The Internet Of Things

IArduino with PIR Detector attended a sort of corporate symposia last week where my peers and I discussed the current technical state of affairs; most specifically to figure out how we could leverage this rapidly expanding realm of possibility.  One key area of discussion was “The Internet of Things.”  The basic idea is that more and more of the artifacts around us are becoming—at least in some sense—intelligent and interconnected!  Now I’m not necessarily talking about your toaster discoursing on Shakespeare with you, but even as I write that purposefully “absurd” phrase, it occurs to me that it isn’t so very absurd at all.  Everyday objects are being enhanced with more and more capabilities, and I have started to take advantage of this pleasing fact.

The project I’ll describe herein was extremely simple, but it should nonetheless be looked at as nothing less than profound.  I hooked up a Passive Infrared (PIR) sensor to an Arduino Uno R3 board then wrote a little bit of embedded code and a simple C#-based server.  From an effort basis, the whole thing was a breeze; something like 20 minutes start to end.  In a functionality sense, the whole shebang exists to capture motion events from the PIR, being sure to filter out repeats, then periodically forward those events onto my server.  Thereafter, anything could happen.  I could send out an email, maybe post a tweet or talk to a web service.  Importantly, I could also instruct the hardware to do react to my own signals, perhaps by moving a servomotor and/or updating a display.  The possibilities are quite frankly nothing less than endless.

In and over itself, the above does not add up to a revolution.  After all, people have been putting computers and hardware together for quite some time now.  The true revolution, though, comes from the exceptional ease of use and accessibility.

Aside from the cheap “off-the-shelf” hardware, all of the interesting bits are mediated by two very small bits of code.

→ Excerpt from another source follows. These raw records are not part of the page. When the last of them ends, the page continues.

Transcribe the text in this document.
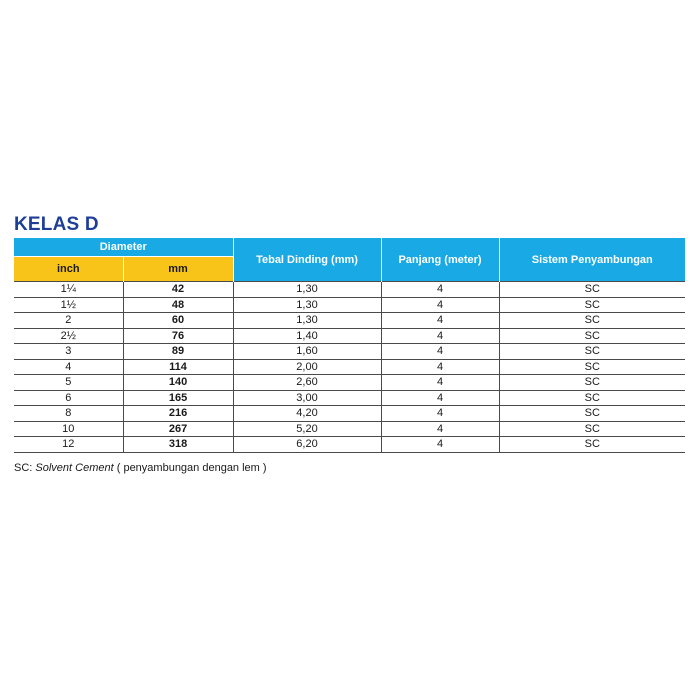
KELAS D
Diameter		Tebal Dinding (mm)	Panjang (meter)	Sistem Penyambungan
inch	mm			
1¼	42	1,30	4	SC
1½	48	1,30	4	SC
2	60	1,30	4	SC
2½	76	1,40	4	SC
3	89	1,60	4	SC
4	114	2,00	4	SC
5	140	2,60	4	SC
6	165	3,00	4	SC
8	216	4,20	4	SC
10	267	5,20	4	SC
12	318	6,20	4	SC
SC: Solvent Cement ( penyambungan dengan lem )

Embedded Software (Sketches)

int pirPin = 7;
int delayInSeconds = 1;
long lastSend = -delayInSeconds * 1000;

void setup()
{
  pinMode(pirPin, INPUT);
  Serial.begin(9600);
}

void loop()
{
  long now = millis();

  if (digitalRead(pirPin) == HIGH)
  {
    if (now > (lastSend + delayInSeconds * 1000))
    {
      Serial.println("MOVEMENT");
      lastSend = now;
    }
  }

  delay(200);
}

Server (C#)

using System;
using System.IO.Ports;
using System.Collections.Generic;
using System.Diagnostics;

namespace Detector
{
    class Program
    {
        static void Main(string[] args)
        {
            Console.WriteLine("Press any key to terminate...");
            Console.WriteLine();

            var serialPort = new SerialPort("COM3", 9600);

            serialPort.DataReceived += (s, e) =>
                {
                    var data = serialPort.ReadLine();

                    // In a more useful program you could call an API,
                    // send an email, post a tweet, etc.
                    Console.WriteLine("{0} - {1}", DateTime.Now, data);
                };

            serialPort.ErrorReceived += (s, e) =>
                {
                    Console.WriteLine("ERROR: " + serialPort.ReadLine());

                    serialPort.Close();
                };

            serialPort.Open();

            Console.ReadKey();

            if (serialPort.IsOpen)
                serialPort.Close();
        }
    }
}

I highly recommend that you visit the Arduino Playground to see what sort of stuff you can do, especially if you’re a programmer. A word, of caution is in order though. The ability to both manipulate and respond to the real world can be highly addictive!